- Country: South Sudan
- State: Greater Pibor Administrative Area
- Headquarters: Pochalla
- Time zone: UTC+2 (CAT)

= Pochalla County =

Pochalla is a county in the Greater Pibor Administrative Area, South Sudan. The capital of the state, where the governor and state parliament is located, is in Bor town, which is situated on the Nile River at the western end of the state. Pochalla is to the extreme east of the state, located on the border with Ethiopia. Much of the County is sandwiched between two rivers, the Akobo, which forms the national boundary to the east, and the Oboth to the west. The dominant people group are the Anyuak who border the Murle to the west and the Nuer to the North, both of whom are cattle keeping tribes, who have a culture of raiding to increase their cattle numbers. To the east in Ethiopia, the Anuak have had tensions with the government, so communications are weak.
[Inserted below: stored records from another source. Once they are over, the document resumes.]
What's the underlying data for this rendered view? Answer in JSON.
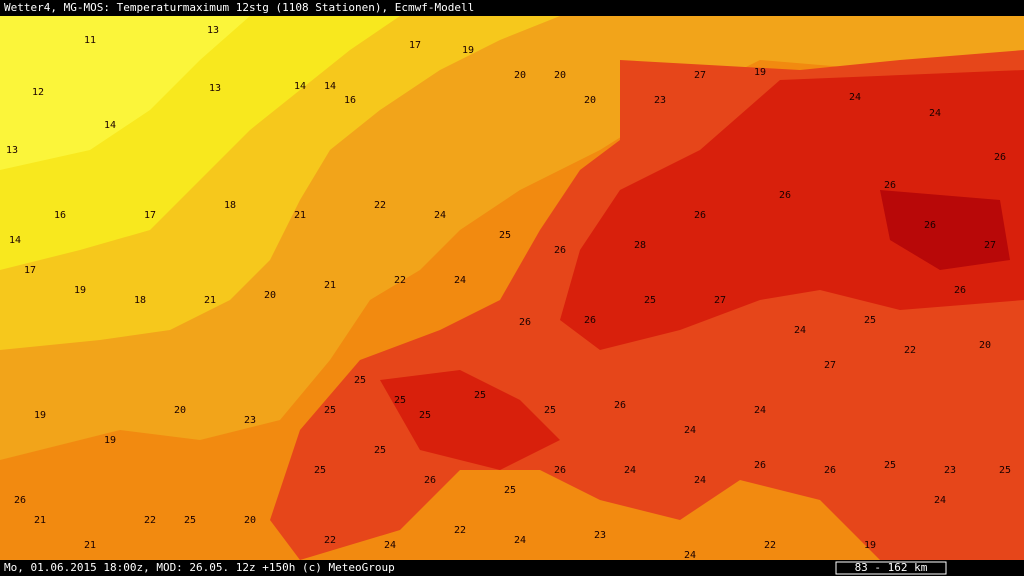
{
  "header": {
    "title": "Wetter4, MG-MOS: Temperaturmaximum 12stg (1108 Stationen), Ecmwf-Modell"
  },
  "footer": {
    "left": "Mo, 01.06.2015 18:00z, MOD: 26.05. 12z +150h (c) MeteoGroup",
    "scale": "83 - 162 km"
  },
  "stations": [
    11,
    13,
    12,
    14,
    13,
    13,
    14,
    14,
    16,
    17,
    19,
    20,
    20,
    20,
    23,
    27,
    19,
    24,
    24,
    26,
    27,
    26,
    26,
    26,
    26,
    28,
    26,
    25,
    24,
    22,
    21,
    18,
    17,
    16,
    14,
    17,
    19,
    18,
    21,
    20,
    21,
    22,
    24,
    26,
    26,
    25,
    27,
    24,
    25,
    26,
    20,
    22,
    27,
    24,
    24,
    26,
    25,
    25,
    25,
    25,
    23,
    20,
    19,
    19,
    26,
    21,
    21,
    22,
    25,
    20,
    25,
    25,
    26,
    25,
    26,
    24,
    24,
    26,
    26,
    25,
    23,
    25,
    24,
    19,
    22,
    24,
    23,
    24,
    22,
    24,
    22,
    25,
    25
  ]
}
With the exception of a few administrators and soldiers in the barracks, the entire population of Pochalla County is made up of Anyuak. The Anuak are agricultural Nilotes, closely related to the Shilluk in the north and the Acholi, Alur and Luo to the south. Their culture and language is similar to the other agricultural Nilotes, but very different from the agropastoral Nilotes, the Dinka and Nuer. The Anyuak people group span the international boundary, and are recognised as being in both Ethiopia and South Sudan.

According to the 2008 Census, the total population of Pochalla County was 66,201. In addition to the local population, there are 3,662 Ethiopian refugees in Alari. These are almost all of the same Anuak ethnic group.